Un vigilante de seguridad que había sido amigo mío años atrás me hizo un somero saludo con su prótesis. Su silueta se destacaba contra una ventana de varios metros de alto y de ancho con vistas a la urbe y al monte Lilypad. Detrás de esa pendiente estaba la nave con su cargamento. Más allá de kilómetros de tejados y balizas giratorias se erigían las centrales de energía. El aterrizaje las había alterado, y pasados unos días todavía temblaban. Vi cómo piafaban.
—Mira lo que habéis hecho —dije señalándoselas al timonel—. Por culpa vuestra.
Rió, pero solo las miró de reojo. Casi todo distraía su atención. Aquél era su primer descenso.
Me pareció reconocer a un teniente de una fiesta anterior. En su última llegada, años atrás, en la Embajada disfrutábamos de un otoño templado. Había pasado conmigo a través del follaje de los jardines del piso superior y había contemplado la urbe, donde no era otoño, ni ninguna otra estación que él pudiera conocer.
Atravesé las nubes de humo que desprendían las bandejas de resina estimulante y me despedí. Unos pocos extranjeros que habían terminado su cometido se marchaban, junto con un reducido número de lugareños que habían solicitado y a quienes se les había concedido una egresión.

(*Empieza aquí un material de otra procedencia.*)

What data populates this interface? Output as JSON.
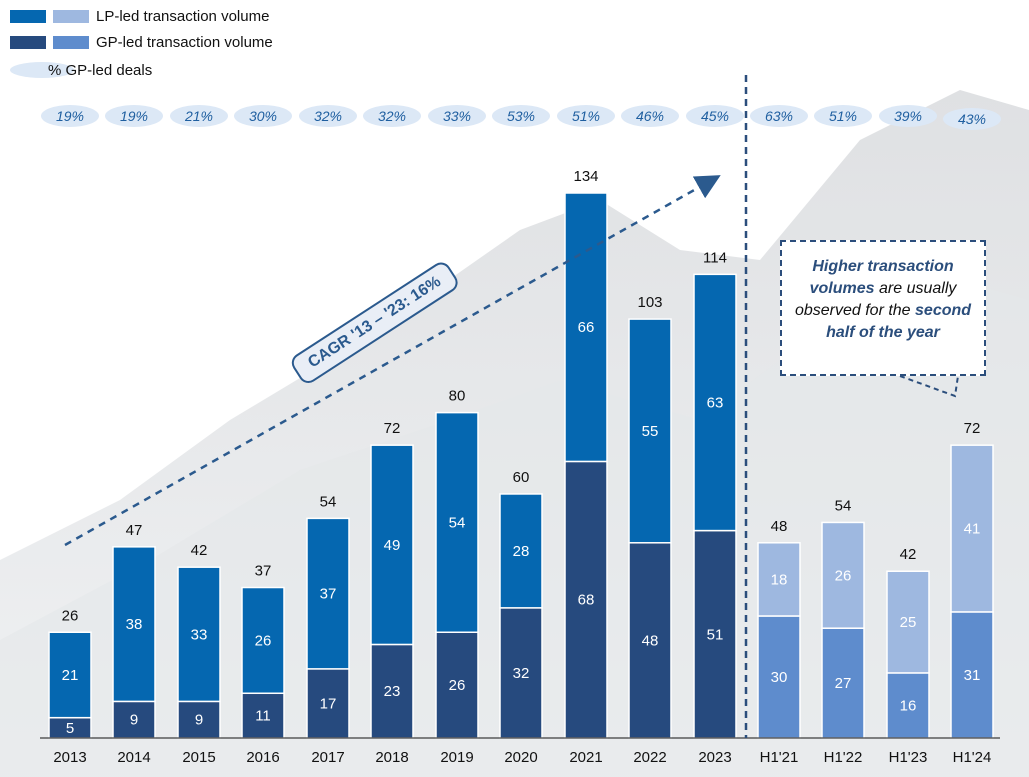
{
  "legend": {
    "lp_label": "LP-led transaction volume",
    "gp_label": "GP-led transaction volume",
    "pct_label": "% GP-led deals"
  },
  "colors": {
    "lp_full": "#0567b0",
    "gp_full": "#264a7e",
    "lp_half": "#9eb8e0",
    "gp_half": "#5e8ccd",
    "pct_fill": "#dce8f6",
    "pct_text": "#1f5fa0",
    "callout_text": "#2b4e7c"
  },
  "cagr": {
    "label": "CAGR '13 – '23: 16%"
  },
  "callout": {
    "b1": "Higher transaction volumes",
    "t1": "are usually observed for the",
    "b2": "second half of the year"
  },
  "chart_data": {
    "type": "bar",
    "stacked": true,
    "categories": [
      "2013",
      "2014",
      "2015",
      "2016",
      "2017",
      "2018",
      "2019",
      "2020",
      "2021",
      "2022",
      "2023",
      "H1'21",
      "H1'22",
      "H1'23",
      "H1'24"
    ],
    "series": [
      {
        "name": "GP-led transaction volume",
        "values": [
          5,
          9,
          9,
          11,
          17,
          23,
          26,
          32,
          68,
          48,
          51,
          30,
          27,
          16,
          31
        ]
      },
      {
        "name": "LP-led transaction volume",
        "values": [
          21,
          38,
          33,
          26,
          37,
          49,
          54,
          28,
          66,
          55,
          63,
          18,
          26,
          25,
          41
        ]
      }
    ],
    "totals": [
      26,
      47,
      42,
      37,
      54,
      72,
      80,
      60,
      134,
      103,
      114,
      48,
      54,
      42,
      72
    ],
    "pct_gp_led": [
      "19%",
      "19%",
      "21%",
      "30%",
      "32%",
      "32%",
      "33%",
      "53%",
      "51%",
      "46%",
      "45%",
      "63%",
      "51%",
      "39%",
      "43%"
    ],
    "ylim": [
      0,
      134
    ]
  }
}
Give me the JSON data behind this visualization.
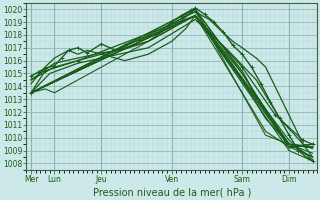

—¿Vas a ponerte a llorar, querida? —me preguntó Kayliegh. No, no iba a llorar—. Mañana nos veremos, y quizá también pasado mañana. Y podrás… —Pero ella sabía que la comunicación sería difícil, casi inviable. Nos abrazamos hasta que al final se le saltaron las lágrimas y, llorando y riendo a la vez, dijo—: Tú sabes mejor que nadie por qué me voy.
—Ya lo sé, boba. ¡Me muero de envidia!
«Tú lo has querido», debía de estar pensando Kayliegh, y tenía razón. Hasta hacía solo medio año yo tenía previsto marcharme, cuando descendió el último miab y nos trajo la asombrosa noticia de qué, o quién, estaba en camino. Incluso entonces me dije que seguiría con mi plan, que me iría al exterior cuando llegara el siguiente relevo. Pero en realidad no tuve sensación de revelación cuando el aullido surcó por fin el cielo y lo dejó rugiendo, y comprendí que iba a quedarme. Seguramente Scile, mi marido, sospechó antes que yo que me quedaría.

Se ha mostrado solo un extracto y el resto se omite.